You see, these four poisons don’t just act up in Google’s boardrooms. They run on an endless loop in our daily lives.

When changing jobs: “What if the new company is a mess?” (Surprise) → “My current salary is decent, I shouldn’t rock the boat.” (Fear) → “What industry am I actually suited for?” (Doubt) → You end up continuing to drift aimlessly in your old role (Confusion).

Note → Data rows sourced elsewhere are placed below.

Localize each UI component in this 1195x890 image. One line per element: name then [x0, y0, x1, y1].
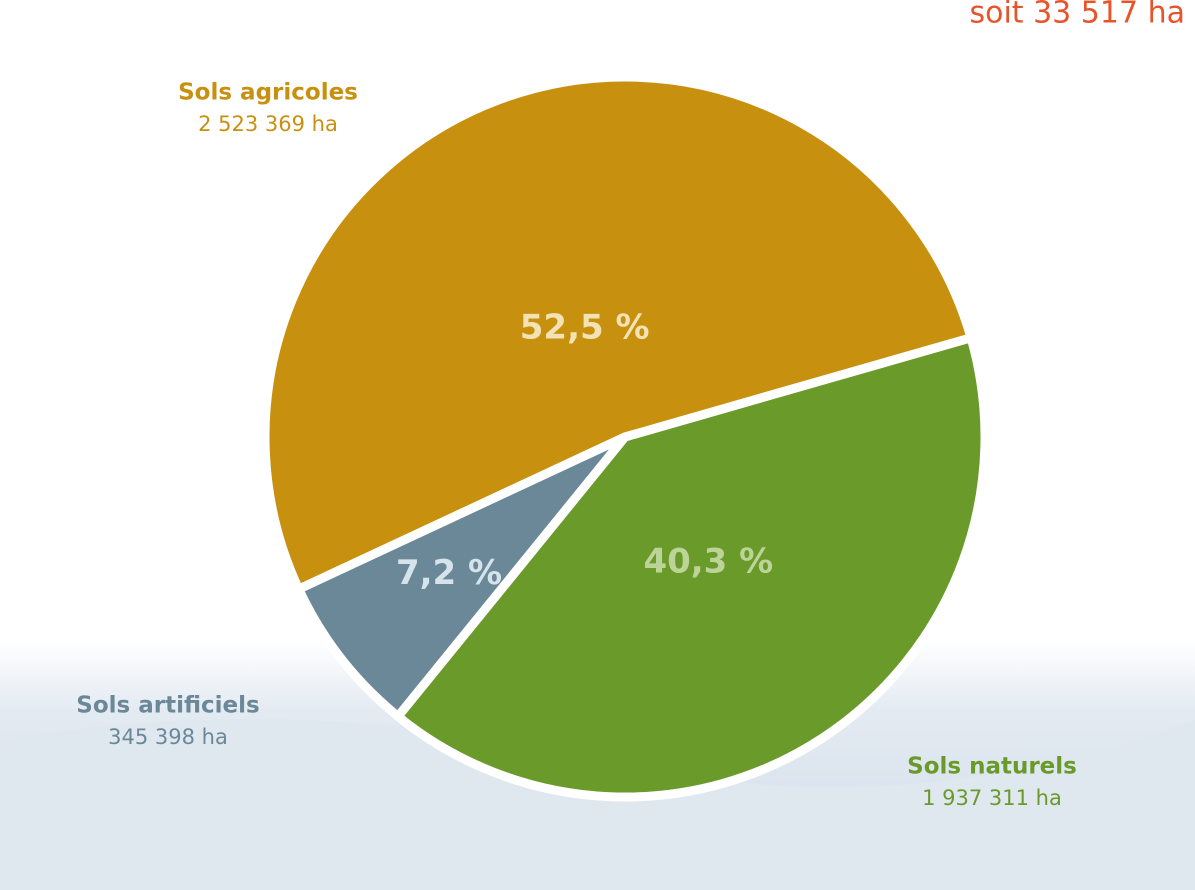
category-label: Sols agricoles	[178, 80, 358, 106]
annotation: soit 33 517 ha	[969, 0, 1185, 31]
value-label: 40,3 %	[643, 542, 773, 582]
category-label: Sols naturels	[907, 754, 1077, 780]
area-label: 1 937 311 ha	[922, 786, 1062, 810]
area-label: 345 398 ha	[108, 725, 228, 749]
area-label: 2 523 369 ha	[198, 112, 338, 136]
category-label: Sols artificiels	[76, 693, 259, 719]
pie-slice	[260, 72, 976, 594]
pie-slice	[393, 333, 990, 802]
value-label: 7,2 %	[396, 553, 502, 593]
landscape	[0, 719, 1195, 890]
value-label: 52,5 %	[520, 308, 650, 348]
pie-slice	[294, 432, 630, 721]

When choosing a school for your child: You read 20 different guides (Surprise) → With every guide, the fear of making the wrong choice grows (Fear) → You start questioning your own judgment (Doubt) → You finally listen to Aunt Wang next door and pick a school you know absolutely nothing about (Confusion).

Even when ordering takeout—why are you laughing? Can you honestly say you haven’t agonized on UberEats for 15 minutes?

The antidote offered by Kendo is called Suigetsu (Water and Moon).

It does not mean becoming cold and ruthless. It means making your mind like still water, capable of reflecting the true nature of things without distortion.

If your mind is turbulent, everything you see is warped. You will mistake an opponent’s feint for a fatal blow; you will magnify a minor issue into an apocalyptic disaster. If your mind is as still as a mirror, every stirring of your opponent’s intent appears to you as clearly as ripples on the water’s surface.

“Prudence” is often just “Fear” wearing a respectable suit.

The next time your subconscious reflex is to say “Let’s think about it,” “Let’s wait and see,” or “Let’s hold off for now”—

Close your eyes first, and look at the mirror in your mind. Only when the water is still can you see the moon clearly. And only then can you see exactly where to swing your sword.